Dans Ethnic Cleansing of Palestine, Oneworld Publications, 2007, Le Nettoyage ethnique de la Palestine, éditions La Fabrique, 2024, l’historien juif Ilan Pappé parle de génocide progressif depuis 1948. Une entreprise systématique, méthodique d’expulsions, de destructions, de néantisations. En France, où les propalestiniens sont interdits de manifestation, soumis aux brimades administratives et professionnelles, pistés, fichés, interpelés, la première traduction de 2008 est retirée des ventes par les éditions Fayard. « La géographie humaine de l’ensemble de la Palestine est transformée de force. Le caractère arabe des villes est effacé par la destruction de zones étendues. Ce qui motive cette transformation, c’est le désir d’effacer l’histoire et la culture d’une nation et de la remplacer par une version préfabriquée de l’histoire d’une autre. Toute trace de la population indigène est éradiquée » (Ilan Pappé).

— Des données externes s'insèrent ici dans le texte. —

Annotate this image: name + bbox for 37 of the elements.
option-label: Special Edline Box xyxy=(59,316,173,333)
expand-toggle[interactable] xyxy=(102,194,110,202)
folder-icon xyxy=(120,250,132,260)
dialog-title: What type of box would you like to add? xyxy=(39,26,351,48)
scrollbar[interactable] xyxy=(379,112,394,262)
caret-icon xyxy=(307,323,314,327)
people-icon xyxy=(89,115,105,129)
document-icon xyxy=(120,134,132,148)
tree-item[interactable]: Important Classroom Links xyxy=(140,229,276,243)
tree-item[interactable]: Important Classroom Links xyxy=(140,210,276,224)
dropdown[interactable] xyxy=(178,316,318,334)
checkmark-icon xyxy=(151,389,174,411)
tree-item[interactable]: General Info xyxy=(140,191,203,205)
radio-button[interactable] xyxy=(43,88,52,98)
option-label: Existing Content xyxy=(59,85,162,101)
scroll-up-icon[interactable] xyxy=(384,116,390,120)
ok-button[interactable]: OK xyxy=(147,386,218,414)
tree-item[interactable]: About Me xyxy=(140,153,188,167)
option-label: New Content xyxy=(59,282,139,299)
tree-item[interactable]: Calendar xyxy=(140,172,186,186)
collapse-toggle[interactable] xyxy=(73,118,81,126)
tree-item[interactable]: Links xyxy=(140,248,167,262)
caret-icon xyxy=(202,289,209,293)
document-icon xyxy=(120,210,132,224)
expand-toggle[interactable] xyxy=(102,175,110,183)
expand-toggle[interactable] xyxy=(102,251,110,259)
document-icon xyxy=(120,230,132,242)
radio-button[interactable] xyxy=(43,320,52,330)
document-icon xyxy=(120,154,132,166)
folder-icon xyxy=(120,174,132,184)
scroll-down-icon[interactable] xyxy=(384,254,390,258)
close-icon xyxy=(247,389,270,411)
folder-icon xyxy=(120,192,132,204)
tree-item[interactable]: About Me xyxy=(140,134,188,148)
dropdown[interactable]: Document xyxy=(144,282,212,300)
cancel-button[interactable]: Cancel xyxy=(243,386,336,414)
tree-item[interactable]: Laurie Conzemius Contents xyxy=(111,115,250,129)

Une destruction culturelle
Ce risque de génocide génocide se double d’une destruction culturelle généralisée. Des sites archéologiques, des monuments antiques, des édifices religieux chrétiens et musulmans, des trésors artistiques, des patrimoines entremêlés sont systématiquement pilonnés, réduits en ruines. La Grande Mosquée Omari, remontant à deux milles cinq cents ans, antique temple païen. La mosquée Sayyed Hashim, abritant le tombeau d’Hashim ibn Abd Manaf, grand-père du prophète Mohammed. La mosquée Khalid Ibn al-Walid. Le Pacha Palace du treizième siècle. L’église byzantine du quatrième siècle dans le district de Jabalia. L’église orthodoxe grecque Saint-Porphyre du cinquième siècle. Le sanctuaire d’Al-Khader. Le Hammam al-Sammara, bain public vieux de mille ans, réputé pour ses vertus curatives, dans le quartier Zeitoun. Le musée Khoudary. Le musée de Rafah. Le musée d’Al-Qarara, près de Khan Younis, possédant une collection inestimable de trois mille objets remontant à l’âge de bronze, aux Cananéens. L’ancien port grec d’Anthédon. La liste est interminable.
Impossible de documenter l’étendue des dégâts. Les sites archéologiques attestent de la présence palestinienne depuis l’âge de pierre. C’est cette preuve matérielle, antédiluvienne, qu’on veut abroger. Les archéologues eux-mêmes sont visés, plusieurs d’entre eux assassinés. Dans le monde entier, le sionisme s’assimile désormais au génocide. La population planétaire encolérée, défilant massivement dans les grandes capitales, couvrant les murs, les escaliers, les trains des couleurs palestiniennes, portant le keffieh, bloquant les grandes surfaces, les usines d’armement complices, s’appelle génération Gaza. Il faut rappeler avec force que le sionisme, idéologie prédatrice, fasciste, est l’antithèse, la réfutation, la négation du judaïsme.